The Attempt at a Solution

I understand the second equation will give me some of my answer. When t is infinity, cos 0 is to be evaluated, and I get 1. The problem is, I don't really understand how the Dirac Delta function works with integrals. I have no idea what would happen if I let t = -5, or t = 0, with merely the one equation I am given. The textbook I am using doesn't seem to give much information besides the above equation, and how the Delta function and Unit Step function relate.

Can anyone help me understand this better?

The answer is given to me, as well: 1 for t > 0, 0 for t < 0, not defined for t = 0.

 

[md5fungi]

Figured it out. :)

The integral of the Delta function is the Unit Step function, and then cos 0 evaluates to 1... so the answer is basically the Unit Step.

 

[diazona]

I find it convenient to remember this: the Dirac delta function is just a spike at x=0, and zero everywhere else.
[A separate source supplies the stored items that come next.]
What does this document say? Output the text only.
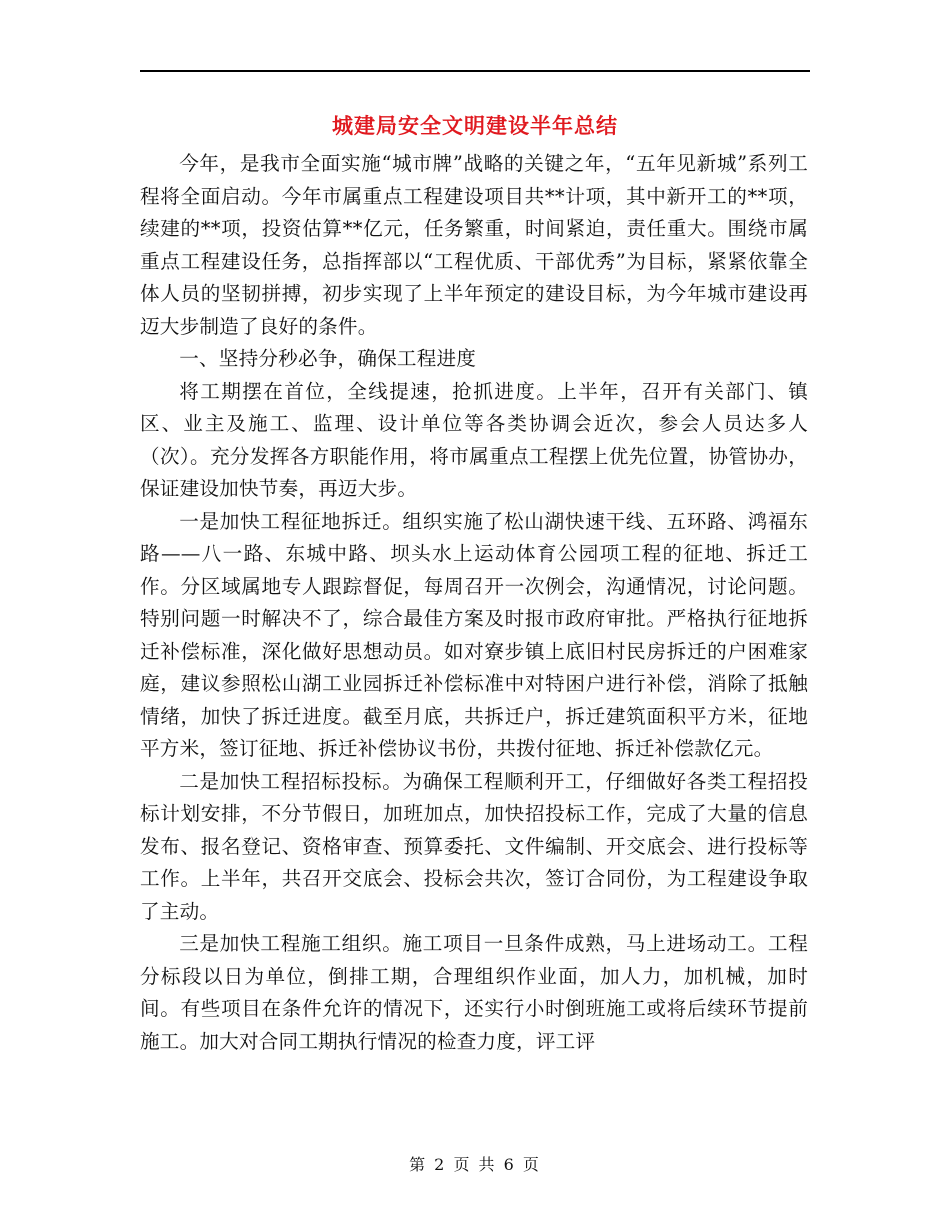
城建局安全文明建设半年总结

今年，是我市全面实施“城市牌”战略的关键之年，“五年见新城”系列工程将全面启动。今年市属重点工程建设项目共**计项，其中新开工的**项，续建的**项，投资估算**亿元，任务繁重，时间紧迫，责任重大。围绕市属重点工程建设任务，总指挥部以“工程优质、干部优秀”为目标，紧紧依靠全体人员的坚韧拼搏，初步实现了上半年预定的建设目标，为今年城市建设再迈大步制造了良好的条件。

一、坚持分秒必争，确保工程进度

将工期摆在首位，全线提速，抢抓进度。上半年，召开有关部门、镇区、业主及施工、监理、设计单位等各类协调会近次，参会人员达多人（次）。充分发挥各方职能作用，将市属重点工程摆上优先位置，协管协办，保证建设加快节奏，再迈大步。

一是加快工程征地拆迁。组织实施了松山湖快速干线、五环路、鸿福东路——八一路、东城中路、坝头水上运动体育公园项工程的征地、拆迁工作。分区域属地专人跟踪督促，每周召开一次例会，沟通情况，讨论问题。特别问题一时解决不了，综合最佳方案及时报市政府审批。严格执行征地拆迁补偿标准，深化做好思想动员。如对寮步镇上底旧村民房拆迁的户困难家庭，建议参照松山湖工业园拆迁补偿标准中对特困户进行补偿，消除了抵触情绪，加快了拆迁进度。截至月底，共拆迁户，拆迁建筑面积平方米，征地平方米，签订征地、拆迁补偿协议书份，共拨付征地、拆迁补偿款亿元。

二是加快工程招标投标。为确保工程顺利开工，仔细做好各类工程招投标计划安排，不分节假日，加班加点，加快招投标工作，完成了大量的信息发布、报名登记、资格审查、预算委托、文件编制、开交底会、进行投标等工作。上半年，共召开交底会、投标会共次，签订合同份，为工程建设争取了主动。

三是加快工程施工组织。施工项目一旦条件成熟，马上进场动工。工程分标段以日为单位，倒排工期，合理组织作业面，加人力，加机械，加时间。有些项目在条件允许的情况下，还实行小时倒班施工或将后续环节提前施工。加大对合同工期执行情况的检查力度，评工评

第 2 页 共 6 页
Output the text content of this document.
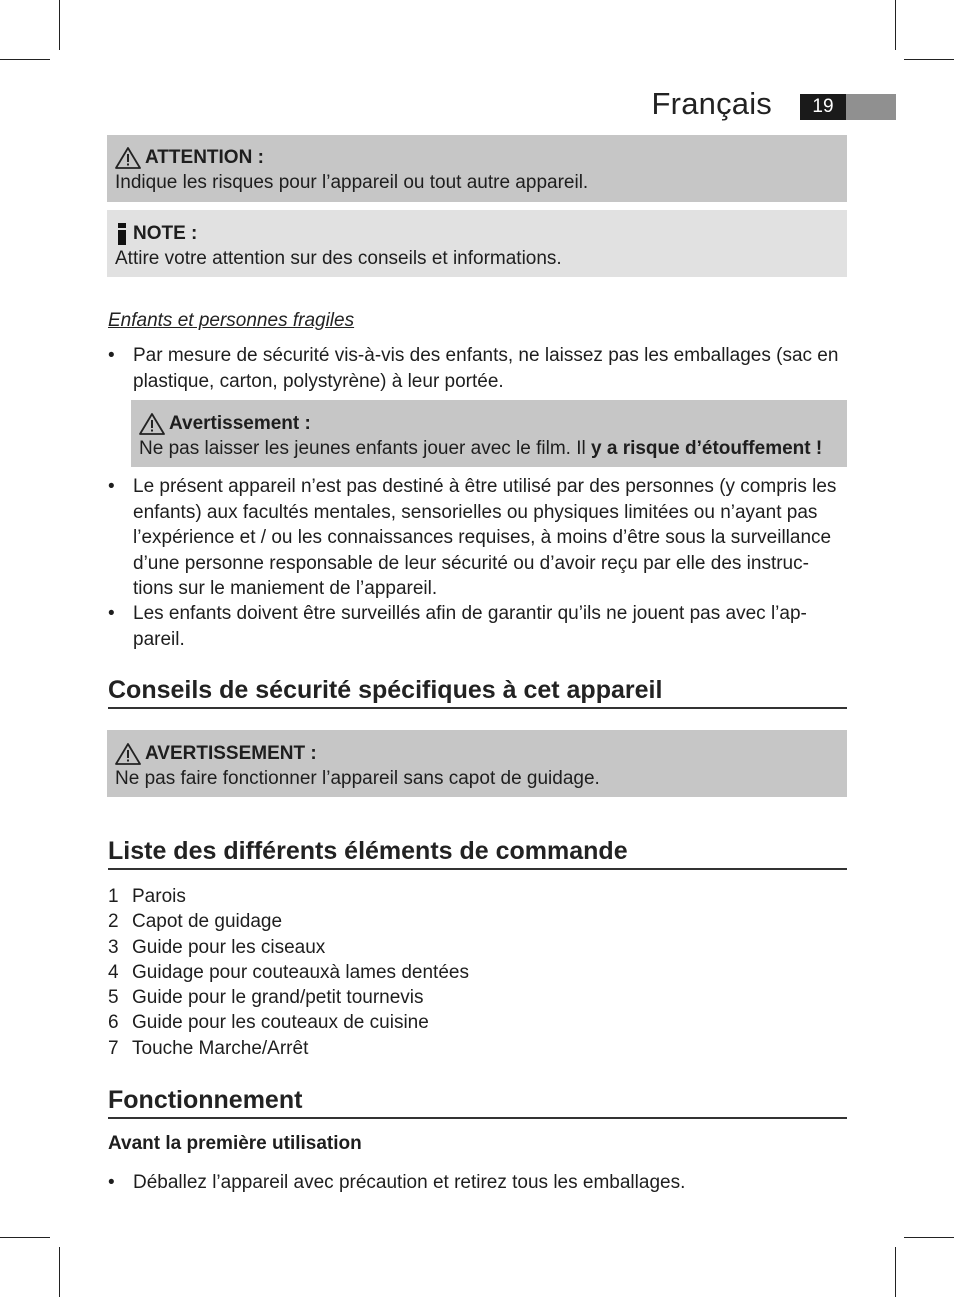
Français	19
ATTENTION :
Indique les risques pour l’appareil ou tout autre appareil.
NOTE :
Attire votre attention sur des conseils et informations.
Enfants et personnes fragiles
• Par mesure de sécurité vis-à-vis des enfants, ne laissez pas les emballages (sac en
plastique, carton, polystyrène) à leur portée.
Avertissement :
Ne pas laisser les jeunes enfants jouer avec le film. Il y a risque d’étouffement !
• Le présent appareil n’est pas destiné à être utilisé par des personnes (y compris les
enfants) aux facultés mentales, sensorielles ou physiques limitées ou n’ayant pas
l’expérience et / ou les connaissances requises, à moins d’être sous la surveillance
d’une personne responsable de leur sécurité ou d’avoir reçu par elle des instruc-
tions sur le maniement de l’appareil.
• Les enfants doivent être surveillés afin de garantir qu’ils ne jouent pas avec l’ap-
pareil.
Conseils de sécurité spécifiques à cet appareil
AVERTISSEMENT :
Ne pas faire fonctionner l’appareil sans capot de guidage.
Liste des différents éléments de commande
1 Parois
2 Capot de guidage
3 Guide pour les ciseaux
4 Guidage pour couteauxà lames dentées
5 Guide pour le grand/petit tournevis
6 Guide pour les couteaux de cuisine
7 Touche Marche/Arrêt
Fonctionnement
Avant la première utilisation
• Déballez l’appareil avec précaution et retirez tous les emballages.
So the integral of anything times a delta function is obviously zero if the range of integration doesn't include the spike. That is,
$$\int_a^b f(x) \delta(x) = 0$$
if a and b are either both positive, or both negative.

 

[Hurkyl]

Be aware that there are several conflicting definitions for what it might mean to take an integral involving the Dirac delta whose domain isn't everywhere.

For example, one could adopt the convention that $\int_S f(x) \, \delta(x) \, dx$ is f(0) if $0 \in S$ and 0 otherwise. However, the $\int_0^a f(x) \delta(x) \, dx$ is now ambiguous -- is the interval of integration supposed to be $(0, a)$? Or is it $[0, a]$? Or something else? What if a were negative?

Normally, individual points are irrelevant, but when you start working with things like the Dirac delta that are not functions, you have to deal with the oddities this new type of object demands.

One specific oddity is the following: what is $\int_{-1}^0 f(x) \delta(x) \, dx$? What is $\int_0^1 f(x) \delta(x) \, dx$? What is $\int_{-1}^1 f(x) \delta(x) \, dx$? Have you worked that out (using whatever definition you're using)?

Now check if the following equation is valid:
$$\int_{-1}^0 f(x) \delta(x) \, dx + \int_0^1 f(x) \delta(x) \, dx = \int_{-1}^1 f(x) \delta(x) \, dx$$


For that reason (and others), another convention that people use is that a half-interval only gets half of delta: for any positive t:
$$\int_{-t}^0 f(x) \delta(x) \, dx = \frac{1}{2} f(0)$$
and
$$\int_0^t f(x) \delta(x) \, dx = \frac{1}{2} f(0)$$


Other times, people add an extra annotation, whether the limit stops "before" 0 or "after" 0:
$$\int_{-1}^{0^-} f(x) \delta(x) \, dx = 0$$
$$\int_{-1}^{0^+} f(x) \delta(x) \, dx = f(0)$$
and in this convention, the following is simply illegal
$$\int_{-1}^{0} f(x) \delta(x) \, dx$$
because you didn't annotate 0 with a direction.